If you watched last week’s episode, you will recall it ended with one of the newly introduced characters, Bill Turcotte (George McKay) , confronting Jake with a newspaper clipping indicating that Kennedy would be assassinated. Well, it turns out that Jake now has an ally, and this is where the actual plot starts to kick in.
Jake finally manages to make it back to Texas, where he stays with Bill in anticipation of the arrival of Lee and Marina Oswald. His goal at this point is to see if he was the one behind the attempted assassination of General Walker. While there, he gets a job at a Jodie, Texas, high school teaching English
This episode is actually even shorter than last weeks, by about seven minutes. In terms of pacing, it still seems like a lot of stuff was either cut down or condensed, but it is still, in my opinion, better paced than the first episode. I’m glad that the story has moved on to Texas, which is where the bulk of Stephen King’s novel takes place. The episode also skips about a year or two, moving at one point from November 1, 1960, to sometime in 1962.
I’m also happy that we’re given a proper introduction to Sadie Dunhill (Sarah Gadon), a character that was seen briefly in the first episode. Sadie is probably one of my favorite characters in the original book, starting as Jake’s love interest but later playing a major role in Jake’s plans later on.

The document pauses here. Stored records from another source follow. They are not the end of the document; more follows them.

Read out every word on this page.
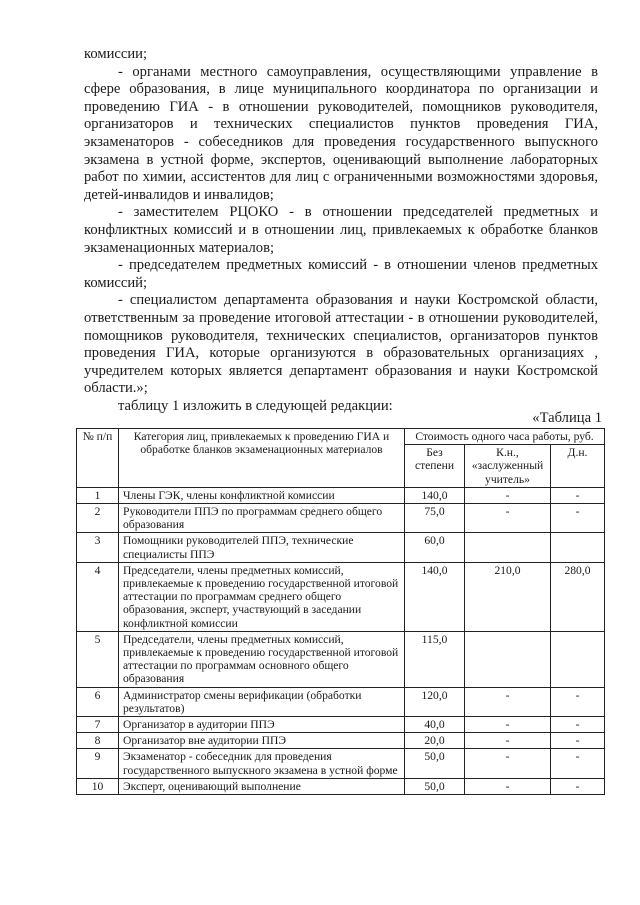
комиссии;

- органами местного самоуправления, осуществляющими управление в сфере образования, в лице муниципального координатора по организации и проведению ГИА - в отношении руководителей, помощников руководителя, организаторов и технических специалистов пунктов проведения ГИА, экзаменаторов - собеседников для проведения государственного выпускного экзамена в устной форме, экспертов, оценивающий выполнение лабораторных работ по химии, ассистентов для лиц с ограниченными возможностями здоровья, детей-инвалидов и инвалидов;

- заместителем РЦОКО - в отношении председателей предметных и конфликтных комиссий и в отношении лиц, привлекаемых к обработке бланков экзаменационных материалов;

- председателем предметных комиссий - в отношении членов предметных комиссий;

- специалистом департамента образования и науки Костромской области, ответственным за проведение итоговой аттестации - в отношении руководителей, помощников руководителя, технических специалистов, организаторов пунктов проведения ГИА, которые организуются в образовательных организациях , учредителем которых является департамент образования и науки Костромской области.»;

таблицу 1 изложить в следующей редакции:

«Таблица 1
№ п/п	Категория лиц, привлекаемых к проведению ГИА и обработке бланков экзаменационных материалов	Стоимость одного часа работы, руб.		
		Без степени	К.н., «заслуженный учитель»	Д.н.
1	Члены ГЭК, члены конфликтной комиссии	140,0	-	-
2	Руководители ППЭ по программам среднего общего образования	75,0	-	-
3	Помощники руководителей ППЭ, технические специалисты ППЭ	60,0		
4	Председатели, члены предметных комиссий, привлекаемые к проведению государственной итоговой аттестации по программам среднего общего образования, эксперт, участвующий в заседании конфликтной комиссии	140,0	210,0	280,0
5	Председатели, члены предметных комиссий, привлекаемые к проведению государственной итоговой аттестации по программам основного общего образования	115,0		
6	Администратор смены верификации (обработки результатов)	120,0	-	-
7	Организатор в аудитории ППЭ	40,0	-	-
8	Организатор вне аудитории ППЭ	20,0	-	-
9	Экзаменатор - собеседник для проведения государственного выпускного экзамена в устной форме	50,0	-	-
10	Эксперт, оценивающий выполнение	50,0	-	-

This episode also introduces Miz Mimi, a character who, in the book, becomes one of Jake’s closest friends in Texas. Interestingly, Mimi is played by a black actress in the series (Tonya Pinkins), which leads to some particularly interesting changes from the book (in which her race isn’t brought up). One scene in particular that stands out to me takes place at a gas station. Jake and Mimi run into each other, with Mimi in particular looking rather upset. She had tried to buy a can of gas, but the white station attendant refuses to serve her. Jake grabs the gas can, takes the station attendant to task, fills it, then offers her a ride home.

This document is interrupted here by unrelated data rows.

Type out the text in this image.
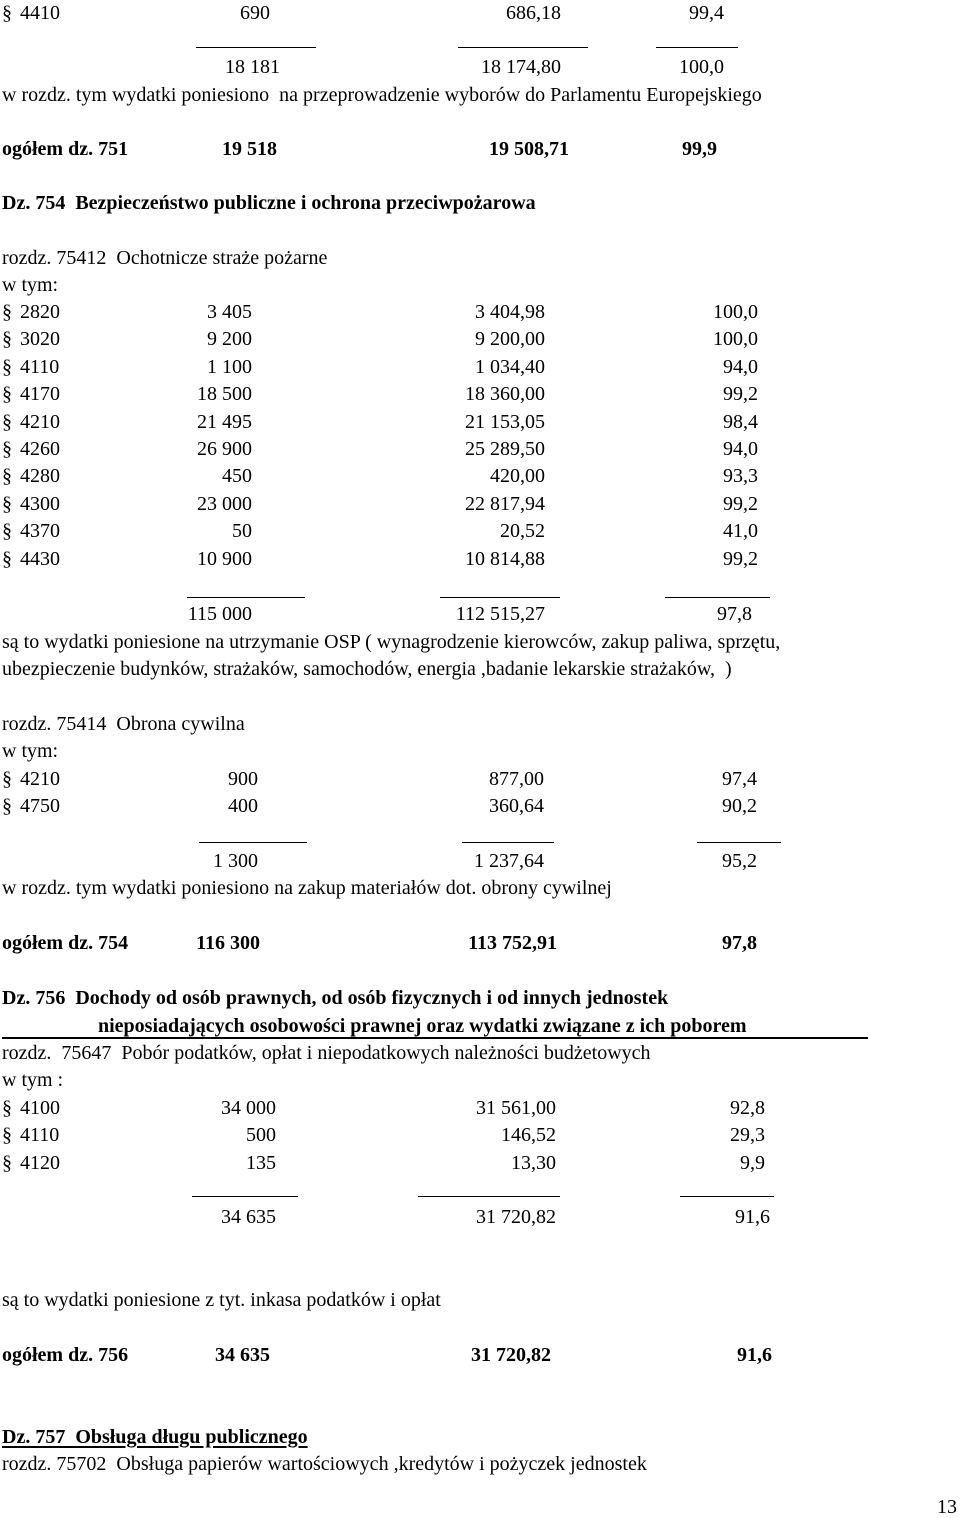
§ 4410	690	686,18	99,4
18 181	18 174,80	100,0
w rozdz. tym wydatki poniesiono  na przeprowadzenie wyborów do Parlamentu Europejskiego
ogółem dz. 751	19 518	19 508,71	99,9
Dz. 754  Bezpieczeństwo publiczne i ochrona przeciwpożarowa
rozdz. 75412  Ochotnicze straże pożarne
w tym:
§ 2820	3 405	3 404,98	100,0
§ 3020	9 200	9 200,00	100,0
§ 4110	1 100	1 034,40	94,0
§ 4170	18 500	18 360,00	99,2
§ 4210	21 495	21 153,05	98,4
§ 4260	26 900	25 289,50	94,0
§ 4280	450	420,00	93,3
§ 4300	23 000	22 817,94	99,2
§ 4370	50	20,52	41,0
§ 4430	10 900	10 814,88	99,2
115 000	112 515,27	97,8
są to wydatki poniesione na utrzymanie OSP ( wynagrodzenie kierowców, zakup paliwa, sprzętu,
ubezpieczenie budynków, strażaków, samochodów, energia ,badanie lekarskie strażaków,  )
rozdz. 75414  Obrona cywilna
w tym:
§ 4210	900	877,00	97,4
§ 4750	400	360,64	90,2
1 300	1 237,64	95,2
w rozdz. tym wydatki poniesiono na zakup materiałów dot. obrony cywilnej
ogółem dz. 754	116 300	113 752,91	97,8
Dz. 756  Dochody od osób prawnych, od osób fizycznych i od innych jednostek
nieposiadających osobowości prawnej oraz wydatki związane z ich poborem
rozdz.  75647  Pobór podatków, opłat i niepodatkowych należności budżetowych
w tym :
§ 4100	34 000	31 561,00	92,8
§ 4110	500	146,52	29,3
§ 4120	135	13,30	9,9
34 635	31 720,82	91,6
są to wydatki poniesione z tyt. inkasa podatków i opłat
ogółem dz. 756	34 635	31 720,82	91,6
Dz. 757  Obsługa długu publicznego
rozdz. 75702  Obsługa papierów wartościowych ,kredytów i pożyczek jednostek
13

I think that this is a pretty important scene, as it adds some interesting commentary. You see, while legal segregation in schools was ended in 1954, it wasn’t completely abolished until 1964 (the scene takes place in 1962). Even after that, de facto segregation still existed (and, in a lot of areas) still exists. So this is actually one change from the book that I can get behind, since it adds to the story rather than taking away from it.
Something else I found interesting is the scene where Jake is in an airport, where he watches Lee Harvey Oswald (Daniel Webber) and Marina Oswald (Lucy Fry). It mirrors, almost frame for frame, the scene that takes place in the first episode where Al is telling Jake about the same moment. Jake is standing in the same place, wearing very similar clothes (a suit and hat, though a different color) with almost the same posture.
I like the direction that the series is going. Despite what I felt to be a little bit of a shaky start, it is growing on me and, even though I have read the book, I am still anxious to see what happens next.
The next episode of 11.22.63 airs on March 7 on Hulu.